It is interesting that on the day I left Laura’s office reconsidering the use of personal writing (in the classroom) as political, I opened up the latest College English to find Timothy Barnett’s article ” “Politicizing the Personal: Frederick Douglass, Richard Wright, and Some Thoughts on the Limits of Critical Literacy”. Although I must admit that it did not renew my hope in personal writing in the way I was hoping for. It is funny because I keep thinking to write “expressivism” in all the places where I’ve written personal writing. And it’s funny that Barnett rarely, if ever, uses the word expressivism in his piece. Instead he equates personal writing (as political) with the tenets of critical pedagogy. I don’t understand this as one of the goals of critical pedagogy per se.
He begins the article: “The idea that ‘the personal is political’ is both a commonplace in composition studies and something we have not yet fully theorized” (356). I am all for fully—or even partially--theorizing the idea of personal/political writing in composition, but I don’t see Barnett as having achieved this goal by the end of this essay. Instead, it seems to be a standard, overused defense of personal writing as valuable in a political way. Granted, he does suggest that both critiques of and arguments for the personal seem to miss “the deep links between personal writing and social critique” (356). And he acknowledges the critique of the personal as being too focused on the individual. Barnett responds to these arguments by saying they undermine “some basic tenets of critical pedagogy” (356). And then writes, “From the viewpoint of critical pedagogy then, personal writing can help students understand personal lives as linked to and reflective of social and political norms.” He accuses critical pedagogues as not fully exploring “a critical pedagogy tied to personal experience.” I guess that this then accounts for my confusion over whether or not this is part of a critical pedagogy, but to me it seems as though Barnett is forcing critical pedagogy to merge with expressivism in order to create an argument in favor of expressivism that somehow fits into “today’s” composition theory after a number of years of critique of expressivism.

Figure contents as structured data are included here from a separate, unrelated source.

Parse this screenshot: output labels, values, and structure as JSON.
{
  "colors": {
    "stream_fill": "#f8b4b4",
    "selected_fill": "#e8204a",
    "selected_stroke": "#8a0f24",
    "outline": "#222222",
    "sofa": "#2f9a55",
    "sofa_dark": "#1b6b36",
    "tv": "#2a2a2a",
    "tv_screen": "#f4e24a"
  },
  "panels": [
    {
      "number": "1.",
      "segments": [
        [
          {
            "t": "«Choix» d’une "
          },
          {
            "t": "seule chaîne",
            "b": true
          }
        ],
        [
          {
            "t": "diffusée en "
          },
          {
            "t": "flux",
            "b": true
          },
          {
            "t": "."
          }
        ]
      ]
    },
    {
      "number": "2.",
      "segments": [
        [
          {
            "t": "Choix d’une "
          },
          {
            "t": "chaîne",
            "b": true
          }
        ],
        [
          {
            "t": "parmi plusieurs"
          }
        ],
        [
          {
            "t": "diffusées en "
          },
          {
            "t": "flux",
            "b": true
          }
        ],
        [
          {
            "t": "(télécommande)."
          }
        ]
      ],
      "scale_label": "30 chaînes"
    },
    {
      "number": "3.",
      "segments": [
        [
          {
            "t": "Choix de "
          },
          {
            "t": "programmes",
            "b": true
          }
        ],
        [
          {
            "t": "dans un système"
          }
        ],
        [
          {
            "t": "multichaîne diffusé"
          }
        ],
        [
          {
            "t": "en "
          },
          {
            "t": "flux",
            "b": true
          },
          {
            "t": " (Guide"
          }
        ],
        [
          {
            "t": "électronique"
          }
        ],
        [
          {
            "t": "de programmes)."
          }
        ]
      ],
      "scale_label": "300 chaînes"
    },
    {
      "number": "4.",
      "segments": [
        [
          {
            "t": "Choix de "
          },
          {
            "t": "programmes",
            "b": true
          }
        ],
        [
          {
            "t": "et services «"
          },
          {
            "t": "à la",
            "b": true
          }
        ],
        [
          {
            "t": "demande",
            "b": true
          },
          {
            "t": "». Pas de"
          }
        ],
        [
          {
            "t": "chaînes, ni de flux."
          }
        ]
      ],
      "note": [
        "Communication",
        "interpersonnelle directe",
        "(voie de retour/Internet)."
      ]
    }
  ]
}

Barnett does seem to make a critical pedagogy “move” when he compares/equates his students to Richard Wright and Frederick Douglass (instead of Brazilian peasants—let’s say).
The center of Barnett’s argument is that we need to understand the personal “as necessarily linked to the political” (357), and I tend to agree that it is. But, in my mind, the goal of critical pedagogy would be to have students make that move—that connection to the political within or maybe in response to (analysis of) their own/personal writing. With Barnett’s student, “Heather,” we never see this move. It begins and ends on “Heather” in a seeming celebration of the therapeutic effects of writing, which only further fuels the critiques of the personal as focused on the individual with a romanticized notion of individuality/subjectivity—the autonomous subject. I get that all of Heather’s writing, as a part of Heather herself, is socially constructed. But without the “unveiling” of that construction, I’m not sure I see how this fits into the framework of critical pedagogy.
I am left thinking that maybe Barnett is right—maybe critical pedagogues haven’t given enough thought to personal writing—but maybe that isn’t their goal.